R.B: C’est important pour nous car ce gouvernement ne représente pas toute la société mais uniquement le secteur patronal. Le droit à la grève et la liberté d’association sont questionnés ouvertement par les autorités. C’est très grave.
Y.S: Le président et le ministre du travail ont remis en cause publiquement la légitimité des conventions collectives de travail. Plus largement, le discours officiel critique toutes les institutions utiles à la défense des droits des employés.
Les enseignants restent très mobilisés après plusieurs jours de grèves dans le secteur en avril et en mai. Pourquoi ces protestations?
Y.S.: Le gouvernement refuse de convoquer l’assemblée paritaire du secteur de l’enseignement en 2017, alors qu’elle est prévue par la loi! Cette assemblée fixe pourtant les salaires planchers des professeurs pour toutes les provinces du pays.
Aujourd’hui, les maîtres d’écoles doivent se battre pour conserver leurs conditions de travail, qui se sont beaucoup améliorées ces quinze dernières années. Il en est de même à l’université, où je travaille.
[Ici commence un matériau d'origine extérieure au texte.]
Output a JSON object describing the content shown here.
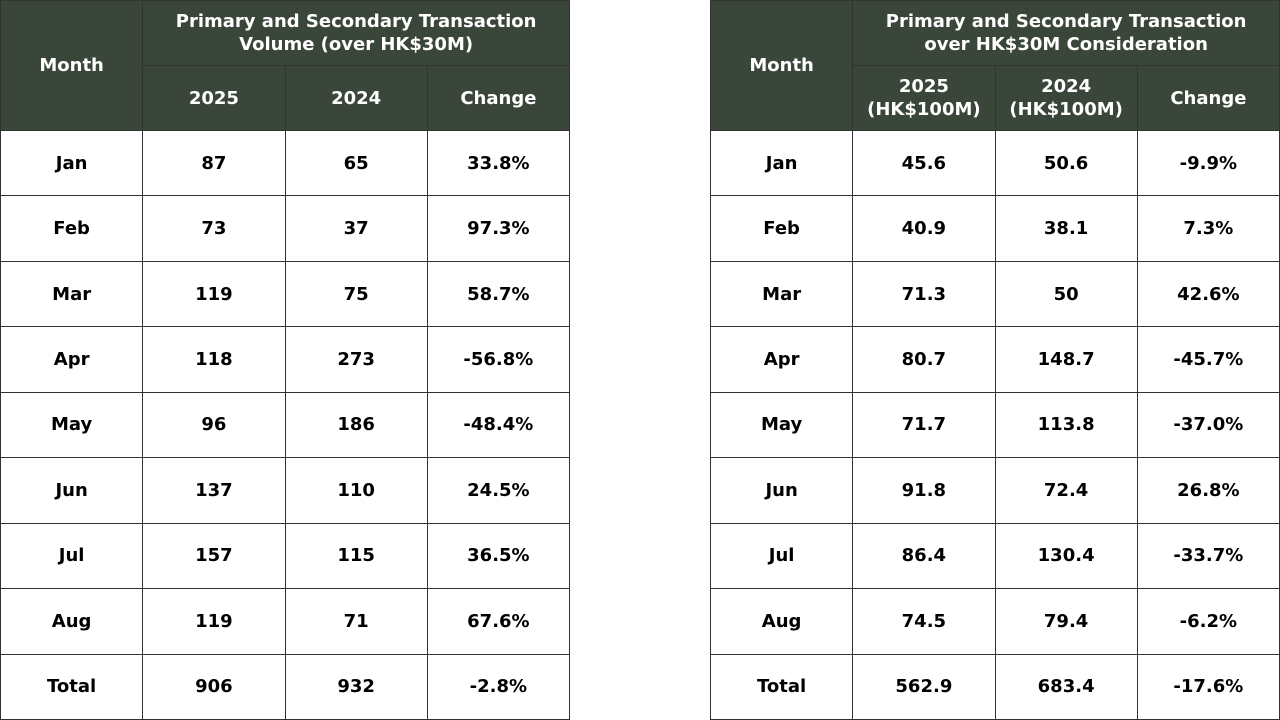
{
  "tables": [
    {
      "header": {
        "month": "Month",
        "group": "Primary and Secondary Transaction Volume (over HK$30M)",
        "columns": [
          "2025",
          "2024",
          "Change"
        ]
      },
      "rows": [
        [
          "Jan",
          "87",
          "65",
          "33.8%"
        ],
        [
          "Feb",
          "73",
          "37",
          "97.3%"
        ],
        [
          "Mar",
          "119",
          "75",
          "58.7%"
        ],
        [
          "Apr",
          "118",
          "273",
          "-56.8%"
        ],
        [
          "May",
          "96",
          "186",
          "-48.4%"
        ],
        [
          "Jun",
          "137",
          "110",
          "24.5%"
        ],
        [
          "Jul",
          "157",
          "115",
          "36.5%"
        ],
        [
          "Aug",
          "119",
          "71",
          "67.6%"
        ],
        [
          "Total",
          "906",
          "932",
          "-2.8%"
        ]
      ]
    },
    {
      "header": {
        "month": "Month",
        "group": "Primary and Secondary Transaction over HK$30M Consideration",
        "columns": [
          "2025 (HK$100M)",
          "2024 (HK$100M)",
          "Change"
        ]
      },
      "rows": [
        [
          "Jan",
          "45.6",
          "50.6",
          "-9.9%"
        ],
        [
          "Feb",
          "40.9",
          "38.1",
          "7.3%"
        ],
        [
          "Mar",
          "71.3",
          "50",
          "42.6%"
        ],
        [
          "Apr",
          "80.7",
          "148.7",
          "-45.7%"
        ],
        [
          "May",
          "71.7",
          "113.8",
          "-37.0%"
        ],
        [
          "Jun",
          "91.8",
          "72.4",
          "26.8%"
        ],
        [
          "Jul",
          "86.4",
          "130.4",
          "-33.7%"
        ],
        [
          "Aug",
          "74.5",
          "79.4",
          "-6.2%"
        ],
        [
          "Total",
          "562.9",
          "683.4",
          "-17.6%"
        ]
      ]
    }
  ]
}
R.B.: Les conditions se détériorent aussi pour les élèves. Les services de cantines scolaires ont été gelés alors que la demande de repas a triplé en raison de la hausse de la pauvreté. Plusieurs programmes sociaux-éducatifs et d’action pédagogique ont été suspendus. I
Construire la convergence des luttes
Quel est le niveau de la mobilisation sociale?
Rodrigo Borras: Les manifestations de rue sont presque quotidiennes depuis début 2016. Le grand défi maintenant est de canaliser et de faire converger ces protestations. Car pour l’instant, nous sommes le plus souvent partis marcher en ordre dispersé. Le rejet des politiques économiques et sociales du gouvernement doit trouver une expression commune pour qu’il ait une certaine portée. Les très fortes mobilisations du mois de mars ont tout de même abouti à une grève générale d’une journée, le 6 avril.
Yamile Socolovsky: Nous commençons à construire cette convergence. En août 2016, la «marche fédérale», qui a parcouru pendant trois jours tout le pays à partir de différents lieux, constituait aussi une action commune.
Au mois de mai dernier, les manifestations pour les droits humains et contre l’impunité ont aussi largement rassemblé et ont été massives. Il s’agissait de contester la décision des juges fédéraux de réduire de moitié la peine des criminels d’Etat de l’époque de la dictature (1976-1983, ndlr), de telle sorte que la plupart allaient être libérés immédiatement.
Nous observons aussi une mobilisation croissante contre la violence de genre, accompagnée du slogan «Ni una menos» (pas une de moins). On y retrouve les revendications contre les politiques du gouvernement qui fragilisent en premier les femmes et favorisent la violence conjugale.
Je constate que les Argentins font preuve d’une capacité de résistance exceptionnelle. Je suis donc optimiste. Ces protestations devraient se traduire en termes politiques lors des élections législatives du 22 octobre prochain.
Vous dites que ce n’est pas un hasard si les responsables des exactions commises durant la dictature bénéficient de la clémence du gouvernement Macri…
Y.S.: Lancé sous les présidences Kirchner, le processus «Mémoire, vérité et justice» a non seulement permis l’incarcération des génocidaires mais aussi d’identifier les responsabilités du pouvoir économique dans la dictature. Le gouvernement Macri représente une partie de ces intérêts complices des régimes de Jorge Rafael Videla et consorts. Le groupe Macri a lui-même bâti une partie de sa fortune grâce à des contrats signés avec l’Etat à l’époque de la dictature militaire.
Quelle a été l’ampleur de la répression?
R.B.: De nombreuses personnes ont été arrêtées et poursuivies devant les tribunaux. On assiste à une action coordonnée des forces de l’ordre en particulier contre les jeunes qui manifestent. La police est même entrée dans des universités afin d’appréhender des étudiants alors que c’est interdit par la loi. On a assisté au retour des armes à feu pour les policiers pendant de manifestations alors qu’elles avaient été bannies par l’ancien gouvernement. L’Etat a aussi acheté à Israël de l’armement (petits véhicules blindés, tasers, etc.) dans le but d’intimider les protestataires. Cela nous fait craindre le passage à un affrontement armé avec les manifestants et les grévistes.